Ce que j'ai retenu de la conférence de Riposte Laïque, mairie du 16e, à Paris

Le 27 avril dernier, dans la mairie du 16ème arrondissement de Paris, Pierre Cassen était l’invité du B’nai B’rith, association juive de France.
Le cadre de cette conférence, aux antipodes du Local, a suscité ma curiosité et je m’y suis rendue.
La salle était comble avec un auditoire de tout âge. Pierre a fait une conférence très convaincante, chaudement applaudie. L’actualité footballistique lui a fourni l’occasion de mettre en évidence l’hypocrisie de la foi de certains.
Il fut contredit sur ce point par la première intervenante dans le public. Elle rappela qu’au contraire, Frank Ribéry est un croyant irréprochable puisqu’il est licite de contracter un mariage d’une durée très variable pour consommer une relation. Le nom arabe de ce procédé est le « jwadj moutra », traduit en français par « mariage de jouissance ». Pour cette intervenante, on ne peut donc rien reprocher à ce joueur, son attitude est, on ne peut plus conforme à sa foi.

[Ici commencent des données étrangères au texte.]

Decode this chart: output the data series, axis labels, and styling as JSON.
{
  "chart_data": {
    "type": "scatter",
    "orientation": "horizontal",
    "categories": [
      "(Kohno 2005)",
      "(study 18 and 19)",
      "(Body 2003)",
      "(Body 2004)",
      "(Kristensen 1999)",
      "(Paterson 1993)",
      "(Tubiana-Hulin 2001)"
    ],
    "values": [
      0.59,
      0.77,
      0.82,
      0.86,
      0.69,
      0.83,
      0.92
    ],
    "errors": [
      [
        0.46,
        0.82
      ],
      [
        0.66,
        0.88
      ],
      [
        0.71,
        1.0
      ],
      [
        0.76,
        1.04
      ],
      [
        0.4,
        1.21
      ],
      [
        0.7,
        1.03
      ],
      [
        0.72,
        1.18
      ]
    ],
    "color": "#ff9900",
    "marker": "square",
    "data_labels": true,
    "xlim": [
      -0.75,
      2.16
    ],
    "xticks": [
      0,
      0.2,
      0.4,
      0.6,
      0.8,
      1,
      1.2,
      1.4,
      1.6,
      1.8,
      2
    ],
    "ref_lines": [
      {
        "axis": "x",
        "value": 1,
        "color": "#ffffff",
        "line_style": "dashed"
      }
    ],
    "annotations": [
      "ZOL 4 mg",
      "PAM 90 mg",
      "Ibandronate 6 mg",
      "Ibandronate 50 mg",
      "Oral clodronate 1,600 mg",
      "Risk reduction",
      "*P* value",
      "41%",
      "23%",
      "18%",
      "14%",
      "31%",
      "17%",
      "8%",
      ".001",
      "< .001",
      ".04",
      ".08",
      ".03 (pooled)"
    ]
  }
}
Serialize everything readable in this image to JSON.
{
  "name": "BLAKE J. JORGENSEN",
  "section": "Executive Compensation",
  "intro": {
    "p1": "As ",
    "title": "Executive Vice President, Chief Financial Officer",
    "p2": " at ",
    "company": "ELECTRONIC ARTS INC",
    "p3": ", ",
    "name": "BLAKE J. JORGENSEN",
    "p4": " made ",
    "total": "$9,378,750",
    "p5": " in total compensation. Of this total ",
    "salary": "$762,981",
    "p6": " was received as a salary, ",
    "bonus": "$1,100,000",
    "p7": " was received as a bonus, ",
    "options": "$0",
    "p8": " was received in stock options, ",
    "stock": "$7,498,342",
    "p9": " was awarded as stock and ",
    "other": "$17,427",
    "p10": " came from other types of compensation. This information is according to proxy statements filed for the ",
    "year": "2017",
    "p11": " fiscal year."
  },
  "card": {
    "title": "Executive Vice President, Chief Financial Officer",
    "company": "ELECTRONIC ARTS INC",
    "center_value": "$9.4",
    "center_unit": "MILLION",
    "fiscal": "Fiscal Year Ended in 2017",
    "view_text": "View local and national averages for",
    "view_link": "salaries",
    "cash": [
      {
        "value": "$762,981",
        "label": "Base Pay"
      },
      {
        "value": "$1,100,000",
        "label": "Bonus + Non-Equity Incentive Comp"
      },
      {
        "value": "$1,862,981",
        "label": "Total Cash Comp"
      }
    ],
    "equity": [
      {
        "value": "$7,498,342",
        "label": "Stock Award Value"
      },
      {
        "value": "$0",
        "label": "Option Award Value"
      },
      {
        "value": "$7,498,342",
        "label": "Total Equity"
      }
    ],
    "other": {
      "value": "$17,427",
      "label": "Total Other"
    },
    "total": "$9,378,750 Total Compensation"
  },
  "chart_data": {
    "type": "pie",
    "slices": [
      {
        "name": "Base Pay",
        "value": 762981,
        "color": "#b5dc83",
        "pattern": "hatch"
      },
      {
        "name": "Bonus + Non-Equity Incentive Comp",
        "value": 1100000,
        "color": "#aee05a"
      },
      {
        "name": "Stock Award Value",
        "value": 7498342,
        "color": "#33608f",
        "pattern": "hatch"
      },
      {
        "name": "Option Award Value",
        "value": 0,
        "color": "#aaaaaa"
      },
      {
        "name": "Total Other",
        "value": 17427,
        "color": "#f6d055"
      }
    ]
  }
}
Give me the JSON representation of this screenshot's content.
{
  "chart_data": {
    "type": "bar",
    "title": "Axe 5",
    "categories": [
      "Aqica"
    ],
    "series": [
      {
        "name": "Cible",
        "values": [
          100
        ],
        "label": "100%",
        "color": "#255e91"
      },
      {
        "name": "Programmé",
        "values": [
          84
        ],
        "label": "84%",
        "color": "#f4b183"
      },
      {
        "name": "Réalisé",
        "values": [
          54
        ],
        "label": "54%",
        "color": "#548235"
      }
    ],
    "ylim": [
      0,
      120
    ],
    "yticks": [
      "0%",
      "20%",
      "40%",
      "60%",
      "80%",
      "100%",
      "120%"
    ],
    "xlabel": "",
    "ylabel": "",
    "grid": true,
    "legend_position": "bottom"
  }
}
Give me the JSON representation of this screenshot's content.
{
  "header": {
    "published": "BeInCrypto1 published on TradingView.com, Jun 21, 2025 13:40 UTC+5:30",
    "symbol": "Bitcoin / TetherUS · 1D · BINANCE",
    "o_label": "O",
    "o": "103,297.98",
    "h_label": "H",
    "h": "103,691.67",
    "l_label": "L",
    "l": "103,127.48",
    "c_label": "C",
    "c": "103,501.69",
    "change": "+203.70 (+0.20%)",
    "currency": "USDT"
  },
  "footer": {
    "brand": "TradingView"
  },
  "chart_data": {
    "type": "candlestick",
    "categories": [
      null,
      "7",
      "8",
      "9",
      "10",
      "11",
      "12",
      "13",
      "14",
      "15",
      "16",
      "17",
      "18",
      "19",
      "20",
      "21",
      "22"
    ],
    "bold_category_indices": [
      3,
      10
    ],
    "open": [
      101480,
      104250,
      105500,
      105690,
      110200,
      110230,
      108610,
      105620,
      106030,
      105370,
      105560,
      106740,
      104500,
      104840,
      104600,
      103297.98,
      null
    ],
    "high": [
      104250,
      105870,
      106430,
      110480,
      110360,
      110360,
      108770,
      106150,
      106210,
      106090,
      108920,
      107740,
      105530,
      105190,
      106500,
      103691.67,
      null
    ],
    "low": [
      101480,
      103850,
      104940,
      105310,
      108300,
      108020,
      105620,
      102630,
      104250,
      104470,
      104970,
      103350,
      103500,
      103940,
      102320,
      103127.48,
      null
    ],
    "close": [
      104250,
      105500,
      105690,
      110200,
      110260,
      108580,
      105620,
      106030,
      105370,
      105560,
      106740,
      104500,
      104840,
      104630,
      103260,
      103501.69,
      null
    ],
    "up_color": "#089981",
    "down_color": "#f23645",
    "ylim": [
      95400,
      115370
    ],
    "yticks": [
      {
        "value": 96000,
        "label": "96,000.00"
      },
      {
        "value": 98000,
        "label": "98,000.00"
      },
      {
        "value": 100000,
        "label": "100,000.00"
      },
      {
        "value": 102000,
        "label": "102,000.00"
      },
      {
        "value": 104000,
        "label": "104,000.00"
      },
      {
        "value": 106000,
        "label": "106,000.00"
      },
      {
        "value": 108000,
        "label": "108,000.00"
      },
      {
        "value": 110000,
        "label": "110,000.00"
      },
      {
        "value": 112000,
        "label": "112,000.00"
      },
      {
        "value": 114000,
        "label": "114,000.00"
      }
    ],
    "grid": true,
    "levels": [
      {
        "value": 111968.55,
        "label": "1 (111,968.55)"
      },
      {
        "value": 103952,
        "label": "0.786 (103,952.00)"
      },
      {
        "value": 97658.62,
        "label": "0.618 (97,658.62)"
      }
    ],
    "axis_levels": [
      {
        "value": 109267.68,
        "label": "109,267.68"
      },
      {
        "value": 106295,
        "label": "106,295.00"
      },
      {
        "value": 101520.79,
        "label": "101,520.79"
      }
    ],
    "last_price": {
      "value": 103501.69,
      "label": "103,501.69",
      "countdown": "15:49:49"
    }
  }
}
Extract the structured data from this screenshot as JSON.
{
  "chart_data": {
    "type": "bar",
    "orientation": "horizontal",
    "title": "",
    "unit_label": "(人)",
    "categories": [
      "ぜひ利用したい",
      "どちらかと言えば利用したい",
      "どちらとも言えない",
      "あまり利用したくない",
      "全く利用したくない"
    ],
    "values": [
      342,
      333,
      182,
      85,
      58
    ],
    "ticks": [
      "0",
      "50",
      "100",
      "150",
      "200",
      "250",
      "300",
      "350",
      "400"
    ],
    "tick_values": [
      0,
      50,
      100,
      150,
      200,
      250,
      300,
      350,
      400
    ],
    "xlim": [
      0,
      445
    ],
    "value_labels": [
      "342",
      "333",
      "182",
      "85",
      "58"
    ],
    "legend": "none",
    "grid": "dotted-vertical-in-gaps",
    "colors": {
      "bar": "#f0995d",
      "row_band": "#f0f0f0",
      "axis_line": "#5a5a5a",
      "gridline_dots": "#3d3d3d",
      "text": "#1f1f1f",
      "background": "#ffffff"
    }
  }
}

Cette même intervenante d’origine berbère a ensuite évoqué deux faits historiques. Le premier concernait les conditions dans lesquelles fut conquise la Péninsule Ibérique par les Arabes. Le Général Tarik Ibn Ziad qui menait l’expédition, fit brûler tous les bateaux et déclara à ses soldats fraîchement débarqués : « La mer est derrière vous et l’ennemi est devant vous ». Il fallait donc conquérir ou mourir. Les bateaux ayant disparu dans l’incendie, aucun recul, aucun retrait n’était possible.
Dans le second, elle rapportait les propos de l’ancien Président algérien Houari Boumédienne qui, dans les années 70, évoquait « la colonisation de l’Occident par le ventre des femmes ». Cette stratégie de conquête par la démographie a donc été explicitement annoncée.
Une autre intervenante a témoigné avec force d’une pratique pacifique de l’islam. Un musulman croyant et pratiquant récemment arrivé dans sa famille sait vivre en bonne intelligence avec des personnes de confession différente. Elle était donc surprise qu’on n’évoque pas aussi ces musulmans qui ne font de mal à personne. Son expérience fait qu’elle n’accepte pas que l’on présente trop souvent l’islam sous un jour peu flatteur, voire inquiétant.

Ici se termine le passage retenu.